One emerging idea is that complex multicellularity, such as that of animals, plants, and fungi, may have evolved only a handful of times, and that it almost always resulted from the division of a single cell into the components of the larger organism, King says. In contrast to slime molds, for example, which form via aggregation of neighboring cells, the earliest multicellular animals were likely to have evolved by failing to disperse after the mother cell divided.

Evidence of this comes from a recent study out of King’s lab that found choanoflagellates fail to form colonies when cell division is inhibited.8 If the earliest ancestors of animals were anything like modern-day choanoflagellates, this suggests that animal development from a single-celled embryo is core to our evolution, and not a secondary development.

Similarly, the volvocine algae all divide via multiple fission, where the nucleus divides many times before the cytoplasm splits to generate that number of daughter cells. “It’s a way of producing a large number of genetically identical cells all at once,” says evolutionary biologist Matthew Herron of the University of British Columbia. “The only thing you need to do to produce an eight-cell colony [is have] them to stick together.”

The evolution of Volvox
The volvocine algae are a model system for studying the evolution of multicellularity, as the group contains extant species ranging from the unicellular Chlamydomonas to a variety of colonial species and the full-fledged multicellular Volvox varieties. Comparing the biology of these organisms, evolutionary developmental biologist David Kirk of the Washington University in St. Louis proposed 12 steps that were key to this transition. Here are some highlights that were key to this transition (BioEssays, 27:299-310, 2005).
Lucy Reading-Ikkanda (diagrams and cells); SOURCE: David L. Kirk
Complexity breeds cooperation

Beyond the molecular and developmental logistics of evolving multicellularity, there is the added complication of genetic conflict. An incredible amount of cooperation is required for individual cells to come together and function as one, and with natural selection acting at the level of the individual cell, there will be significant evolutionary pressure to cheat the system and sabotage the success of the multicellular whole.

Sean McCabe

The collaboration of first a few, then millions of cells to create an entirely new kind of “individual” thus requires a shift in the level of biological organization upon which natural selection acts. In this way, the evolution of multicellularity can be considered what has been termed an “evolutionary transition in individuality” (ETI), where the unit of selection changes from a single cell to a group of cells—the newly evolved multicellular individual. Other ETIs include the congregation of replicating molecules to yield the first prokaryotic cells, the associations of prokaryotic cells to create eukaryotic cells with organelles such as chloroplasts and mitochondria, and the establishment of cooperative societies composed of discrete multicellular individuals, like eusocial insect colonies.

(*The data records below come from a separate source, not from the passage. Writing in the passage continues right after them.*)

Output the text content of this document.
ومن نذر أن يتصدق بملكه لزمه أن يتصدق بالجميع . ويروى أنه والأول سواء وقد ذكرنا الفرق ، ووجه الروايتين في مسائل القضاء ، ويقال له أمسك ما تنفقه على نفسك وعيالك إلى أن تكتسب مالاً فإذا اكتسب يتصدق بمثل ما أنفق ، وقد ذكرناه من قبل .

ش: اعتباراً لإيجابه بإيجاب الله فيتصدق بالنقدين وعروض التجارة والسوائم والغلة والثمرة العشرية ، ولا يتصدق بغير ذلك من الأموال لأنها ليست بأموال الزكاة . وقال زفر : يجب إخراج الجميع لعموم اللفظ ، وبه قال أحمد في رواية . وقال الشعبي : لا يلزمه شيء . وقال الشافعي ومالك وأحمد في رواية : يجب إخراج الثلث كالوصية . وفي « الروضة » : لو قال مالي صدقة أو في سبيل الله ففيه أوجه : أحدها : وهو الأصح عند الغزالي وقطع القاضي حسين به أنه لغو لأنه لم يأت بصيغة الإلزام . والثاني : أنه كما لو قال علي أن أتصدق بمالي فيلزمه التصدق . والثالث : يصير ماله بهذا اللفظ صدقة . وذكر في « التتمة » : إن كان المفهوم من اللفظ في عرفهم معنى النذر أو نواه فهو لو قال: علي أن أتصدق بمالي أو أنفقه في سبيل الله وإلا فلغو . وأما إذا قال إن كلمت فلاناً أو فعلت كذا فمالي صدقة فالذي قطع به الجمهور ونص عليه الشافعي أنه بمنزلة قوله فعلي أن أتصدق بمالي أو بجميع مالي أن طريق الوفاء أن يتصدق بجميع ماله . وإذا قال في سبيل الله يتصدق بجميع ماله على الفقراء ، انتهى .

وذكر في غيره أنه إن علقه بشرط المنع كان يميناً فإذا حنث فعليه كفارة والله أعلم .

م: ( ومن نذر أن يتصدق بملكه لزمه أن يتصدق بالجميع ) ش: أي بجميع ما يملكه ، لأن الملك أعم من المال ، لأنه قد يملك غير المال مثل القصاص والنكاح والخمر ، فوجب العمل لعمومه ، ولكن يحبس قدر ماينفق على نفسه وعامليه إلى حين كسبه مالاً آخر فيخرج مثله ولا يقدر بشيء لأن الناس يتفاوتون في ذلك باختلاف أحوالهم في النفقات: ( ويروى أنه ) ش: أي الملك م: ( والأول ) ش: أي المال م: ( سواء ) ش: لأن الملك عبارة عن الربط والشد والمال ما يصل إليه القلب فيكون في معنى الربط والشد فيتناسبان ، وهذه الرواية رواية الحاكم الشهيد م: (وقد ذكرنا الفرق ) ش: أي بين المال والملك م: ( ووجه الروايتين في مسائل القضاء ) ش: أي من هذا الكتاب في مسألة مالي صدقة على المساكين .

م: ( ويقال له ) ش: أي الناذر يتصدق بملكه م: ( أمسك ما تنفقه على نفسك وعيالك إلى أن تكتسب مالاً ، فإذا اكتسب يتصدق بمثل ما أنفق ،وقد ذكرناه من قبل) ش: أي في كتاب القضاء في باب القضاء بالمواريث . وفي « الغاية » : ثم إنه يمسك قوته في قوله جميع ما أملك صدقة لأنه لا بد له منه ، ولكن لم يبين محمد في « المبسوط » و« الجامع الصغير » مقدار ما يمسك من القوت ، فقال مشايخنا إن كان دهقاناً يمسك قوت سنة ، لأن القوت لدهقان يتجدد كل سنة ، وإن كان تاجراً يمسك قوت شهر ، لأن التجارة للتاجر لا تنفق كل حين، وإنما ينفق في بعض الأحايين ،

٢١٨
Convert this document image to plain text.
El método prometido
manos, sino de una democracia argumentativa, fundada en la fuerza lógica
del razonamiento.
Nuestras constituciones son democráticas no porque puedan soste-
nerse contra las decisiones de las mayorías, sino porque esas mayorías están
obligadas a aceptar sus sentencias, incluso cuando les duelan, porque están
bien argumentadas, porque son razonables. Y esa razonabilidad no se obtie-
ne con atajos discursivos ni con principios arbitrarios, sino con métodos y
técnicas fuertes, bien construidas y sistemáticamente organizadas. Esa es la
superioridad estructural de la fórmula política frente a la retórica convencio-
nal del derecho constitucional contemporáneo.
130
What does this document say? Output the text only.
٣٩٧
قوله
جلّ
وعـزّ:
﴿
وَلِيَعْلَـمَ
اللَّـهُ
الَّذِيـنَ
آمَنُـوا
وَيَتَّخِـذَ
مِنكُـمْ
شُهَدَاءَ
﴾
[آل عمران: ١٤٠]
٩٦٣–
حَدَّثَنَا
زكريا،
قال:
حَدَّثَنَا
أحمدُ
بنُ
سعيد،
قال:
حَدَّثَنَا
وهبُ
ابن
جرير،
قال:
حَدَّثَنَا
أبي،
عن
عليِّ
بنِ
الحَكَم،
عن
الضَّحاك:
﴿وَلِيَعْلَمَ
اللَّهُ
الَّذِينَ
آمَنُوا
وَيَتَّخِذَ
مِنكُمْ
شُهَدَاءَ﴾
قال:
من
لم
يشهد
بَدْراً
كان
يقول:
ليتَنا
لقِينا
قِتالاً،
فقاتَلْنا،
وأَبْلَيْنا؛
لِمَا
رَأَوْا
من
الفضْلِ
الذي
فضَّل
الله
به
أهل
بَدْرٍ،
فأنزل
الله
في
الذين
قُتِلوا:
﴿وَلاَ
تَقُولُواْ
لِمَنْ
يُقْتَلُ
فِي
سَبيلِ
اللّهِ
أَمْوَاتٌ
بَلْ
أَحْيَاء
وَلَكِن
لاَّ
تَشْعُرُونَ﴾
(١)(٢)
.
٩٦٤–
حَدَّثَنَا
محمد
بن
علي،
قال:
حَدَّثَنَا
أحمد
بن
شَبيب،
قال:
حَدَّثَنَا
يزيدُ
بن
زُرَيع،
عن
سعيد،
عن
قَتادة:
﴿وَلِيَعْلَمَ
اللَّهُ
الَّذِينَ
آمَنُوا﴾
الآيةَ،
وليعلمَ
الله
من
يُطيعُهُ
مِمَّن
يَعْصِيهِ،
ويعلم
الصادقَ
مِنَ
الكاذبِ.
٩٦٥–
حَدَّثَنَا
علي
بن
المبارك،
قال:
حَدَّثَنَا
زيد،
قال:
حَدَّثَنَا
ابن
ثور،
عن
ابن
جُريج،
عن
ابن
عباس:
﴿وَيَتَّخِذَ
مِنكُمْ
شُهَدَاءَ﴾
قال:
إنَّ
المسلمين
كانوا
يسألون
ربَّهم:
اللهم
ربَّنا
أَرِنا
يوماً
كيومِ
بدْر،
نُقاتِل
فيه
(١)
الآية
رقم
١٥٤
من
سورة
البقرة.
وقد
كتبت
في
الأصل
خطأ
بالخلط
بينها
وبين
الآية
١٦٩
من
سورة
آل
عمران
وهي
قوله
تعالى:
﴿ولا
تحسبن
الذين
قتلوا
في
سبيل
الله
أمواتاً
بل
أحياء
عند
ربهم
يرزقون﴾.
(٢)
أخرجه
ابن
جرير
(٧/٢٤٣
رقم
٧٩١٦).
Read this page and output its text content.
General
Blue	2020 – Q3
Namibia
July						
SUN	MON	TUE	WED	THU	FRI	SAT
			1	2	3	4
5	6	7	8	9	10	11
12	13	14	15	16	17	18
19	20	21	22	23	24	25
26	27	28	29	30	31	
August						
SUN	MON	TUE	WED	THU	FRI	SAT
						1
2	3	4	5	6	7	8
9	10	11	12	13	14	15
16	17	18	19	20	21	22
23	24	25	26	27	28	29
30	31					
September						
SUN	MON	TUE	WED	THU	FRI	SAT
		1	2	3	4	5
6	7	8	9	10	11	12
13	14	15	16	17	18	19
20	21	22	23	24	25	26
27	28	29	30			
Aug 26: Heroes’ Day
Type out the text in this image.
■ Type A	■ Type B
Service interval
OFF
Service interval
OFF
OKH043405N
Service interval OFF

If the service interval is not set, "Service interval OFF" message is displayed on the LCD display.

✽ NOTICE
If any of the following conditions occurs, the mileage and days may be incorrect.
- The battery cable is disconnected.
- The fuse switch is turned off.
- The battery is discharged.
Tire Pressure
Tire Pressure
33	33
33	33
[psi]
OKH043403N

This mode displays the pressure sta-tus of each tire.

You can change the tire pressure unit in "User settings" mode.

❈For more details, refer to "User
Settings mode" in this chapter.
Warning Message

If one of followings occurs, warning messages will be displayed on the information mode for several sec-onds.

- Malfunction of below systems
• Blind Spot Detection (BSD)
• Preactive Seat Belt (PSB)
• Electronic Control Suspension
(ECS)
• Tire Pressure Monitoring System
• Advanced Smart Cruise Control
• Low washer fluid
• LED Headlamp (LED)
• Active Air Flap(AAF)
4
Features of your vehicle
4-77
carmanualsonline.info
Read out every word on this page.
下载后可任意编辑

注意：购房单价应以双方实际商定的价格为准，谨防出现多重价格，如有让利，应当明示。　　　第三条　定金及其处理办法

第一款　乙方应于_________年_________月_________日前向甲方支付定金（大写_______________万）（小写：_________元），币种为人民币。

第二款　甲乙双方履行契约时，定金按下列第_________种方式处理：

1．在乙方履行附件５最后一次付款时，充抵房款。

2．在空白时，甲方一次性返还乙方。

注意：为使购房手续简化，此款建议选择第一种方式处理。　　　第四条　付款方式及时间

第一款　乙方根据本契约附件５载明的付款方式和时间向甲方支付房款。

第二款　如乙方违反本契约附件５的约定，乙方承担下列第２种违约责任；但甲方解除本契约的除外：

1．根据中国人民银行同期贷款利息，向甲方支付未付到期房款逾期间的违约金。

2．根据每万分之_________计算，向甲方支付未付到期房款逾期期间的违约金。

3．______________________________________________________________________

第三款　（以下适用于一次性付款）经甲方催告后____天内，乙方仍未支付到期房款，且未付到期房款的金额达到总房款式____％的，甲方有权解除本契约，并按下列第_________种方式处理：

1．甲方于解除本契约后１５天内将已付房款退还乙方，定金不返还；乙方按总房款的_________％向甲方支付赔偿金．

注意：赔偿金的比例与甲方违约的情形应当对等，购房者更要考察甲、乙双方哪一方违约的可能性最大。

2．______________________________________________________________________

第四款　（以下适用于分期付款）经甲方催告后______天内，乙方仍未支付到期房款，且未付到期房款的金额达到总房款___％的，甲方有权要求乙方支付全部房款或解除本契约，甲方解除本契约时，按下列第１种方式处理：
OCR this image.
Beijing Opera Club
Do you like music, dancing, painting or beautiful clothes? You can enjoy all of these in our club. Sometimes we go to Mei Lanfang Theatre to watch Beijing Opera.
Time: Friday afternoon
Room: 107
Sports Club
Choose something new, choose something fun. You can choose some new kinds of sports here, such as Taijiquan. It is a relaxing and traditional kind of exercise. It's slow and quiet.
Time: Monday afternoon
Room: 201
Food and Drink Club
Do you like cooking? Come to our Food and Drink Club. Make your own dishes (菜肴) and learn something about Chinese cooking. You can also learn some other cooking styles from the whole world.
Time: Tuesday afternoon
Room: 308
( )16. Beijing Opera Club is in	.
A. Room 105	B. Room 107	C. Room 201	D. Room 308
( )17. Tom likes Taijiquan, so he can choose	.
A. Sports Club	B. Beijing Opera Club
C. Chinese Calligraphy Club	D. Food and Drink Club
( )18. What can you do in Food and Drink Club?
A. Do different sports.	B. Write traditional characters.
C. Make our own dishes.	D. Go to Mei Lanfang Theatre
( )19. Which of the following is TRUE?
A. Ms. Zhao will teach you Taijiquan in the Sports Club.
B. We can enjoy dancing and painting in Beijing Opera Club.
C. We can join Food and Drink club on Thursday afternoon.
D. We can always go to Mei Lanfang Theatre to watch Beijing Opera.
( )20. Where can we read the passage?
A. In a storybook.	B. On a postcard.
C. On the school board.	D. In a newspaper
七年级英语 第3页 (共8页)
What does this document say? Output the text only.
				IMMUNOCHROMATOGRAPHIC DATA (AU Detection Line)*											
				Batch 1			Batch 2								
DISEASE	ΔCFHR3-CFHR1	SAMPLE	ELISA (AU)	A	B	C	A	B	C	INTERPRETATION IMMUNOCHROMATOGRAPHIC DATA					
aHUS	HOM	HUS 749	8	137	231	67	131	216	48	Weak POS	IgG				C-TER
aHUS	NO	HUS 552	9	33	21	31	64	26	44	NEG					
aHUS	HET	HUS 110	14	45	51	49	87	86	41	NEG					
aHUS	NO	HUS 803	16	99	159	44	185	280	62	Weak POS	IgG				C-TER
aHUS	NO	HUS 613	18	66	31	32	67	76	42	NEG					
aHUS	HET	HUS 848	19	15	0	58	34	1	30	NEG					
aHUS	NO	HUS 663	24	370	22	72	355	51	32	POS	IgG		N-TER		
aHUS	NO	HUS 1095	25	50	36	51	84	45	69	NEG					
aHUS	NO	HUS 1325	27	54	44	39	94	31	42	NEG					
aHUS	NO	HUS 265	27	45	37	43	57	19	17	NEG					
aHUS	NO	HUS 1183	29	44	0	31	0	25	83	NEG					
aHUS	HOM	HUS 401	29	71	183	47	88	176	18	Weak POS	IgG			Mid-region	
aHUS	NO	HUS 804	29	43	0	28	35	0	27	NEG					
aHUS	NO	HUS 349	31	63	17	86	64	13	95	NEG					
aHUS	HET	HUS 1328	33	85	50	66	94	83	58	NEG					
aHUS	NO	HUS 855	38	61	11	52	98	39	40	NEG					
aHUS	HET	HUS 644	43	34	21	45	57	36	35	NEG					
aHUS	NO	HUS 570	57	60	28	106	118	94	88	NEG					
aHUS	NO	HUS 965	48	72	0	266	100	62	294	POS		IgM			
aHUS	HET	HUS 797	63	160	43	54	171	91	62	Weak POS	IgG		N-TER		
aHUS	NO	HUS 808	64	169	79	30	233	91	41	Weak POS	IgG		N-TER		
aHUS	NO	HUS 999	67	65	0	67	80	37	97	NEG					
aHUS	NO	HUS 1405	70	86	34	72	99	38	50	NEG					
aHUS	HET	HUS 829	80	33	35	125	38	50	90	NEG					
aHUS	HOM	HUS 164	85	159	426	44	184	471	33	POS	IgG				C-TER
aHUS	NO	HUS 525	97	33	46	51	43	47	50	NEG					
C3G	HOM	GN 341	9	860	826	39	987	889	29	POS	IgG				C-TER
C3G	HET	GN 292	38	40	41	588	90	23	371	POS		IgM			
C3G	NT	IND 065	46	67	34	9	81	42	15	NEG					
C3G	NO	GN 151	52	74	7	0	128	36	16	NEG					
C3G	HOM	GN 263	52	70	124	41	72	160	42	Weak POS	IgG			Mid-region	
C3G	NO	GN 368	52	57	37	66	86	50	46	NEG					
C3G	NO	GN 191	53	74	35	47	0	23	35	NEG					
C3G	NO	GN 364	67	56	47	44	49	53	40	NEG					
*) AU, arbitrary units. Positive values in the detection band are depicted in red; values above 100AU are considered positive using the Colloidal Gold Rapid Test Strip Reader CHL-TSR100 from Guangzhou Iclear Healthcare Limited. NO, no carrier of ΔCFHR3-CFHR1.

“The general principle is, in any of these kinds of transitions there’s always some form of cooperation that’s needed,” says Herron. “In the example of the ants and bees, it’s the workers that are being cooperative in the sense that they’re sacrificing their own reproduction in order to help the queen reproduce. And in multicellular organisms like us and Volvox, the somatic cells are cooperating in the sense that they’re sacrificing their own reproduction in order to help the reproductive cells reproduce.”

Sean McCabe

But such transitions are not always smooth, as conflict can arise when selfish mutations result in cheaters that attempt to benefit from the group without contributing their fair share. One of the first cooperative steps required for the evolution of multicellularity in the volvocine algae was the development of the ECM from cell wall components, which can be metabolically costly to produce. The ECM can thus be thought of as a shared resource, and cells that do not contribute to its production may still benefit from its existence, thus gaining a growth or reproductive advantage.


1. M. Srivastava et al., “The Amphimedon queenslandica genome and the evolution of animal complexity,” Nature, 466:720-26, 2010. Free F1000 Evaluation
2. N. King et al., “The genome of the choanoflagellate Monosiga brevicollis and the origin of metazoans,” Nature, 451:783-88, 2008. Free F1000 Evaluation
3. A. Sebé-Pedrós et al., “Ancient origin of the integrin-mediated adhesion and signaling machinery,” PNAS, 107:10142-47, 2010.
4. C.W. Dunn et al., “Broad phylogenomic sampling improves resolution of the animal tree of life,” Nature, 452:745-49, 2008. Free F1000 Evaluation
5. J.M. Cock et al., “The Ectocarpus genome and the independent evolution of multicellularity in brown algae,” Nature, 465:617-21, 2010. Free F1000 Evaluation
6. M.D. Herron et al., “Triassic origin and early radiation of multicellular volvocine algae,” PNAS,106:3254-58. 2009.
7. P. Ferris et al., “Evolution of an expanded sex-determining locus in Volvox,” Science, 328:351-54, 2010.
8. S.R. Fairclough et al., “Multicellular development in a choanoflagellate,” Current Biology, 20:R875-76, 2010.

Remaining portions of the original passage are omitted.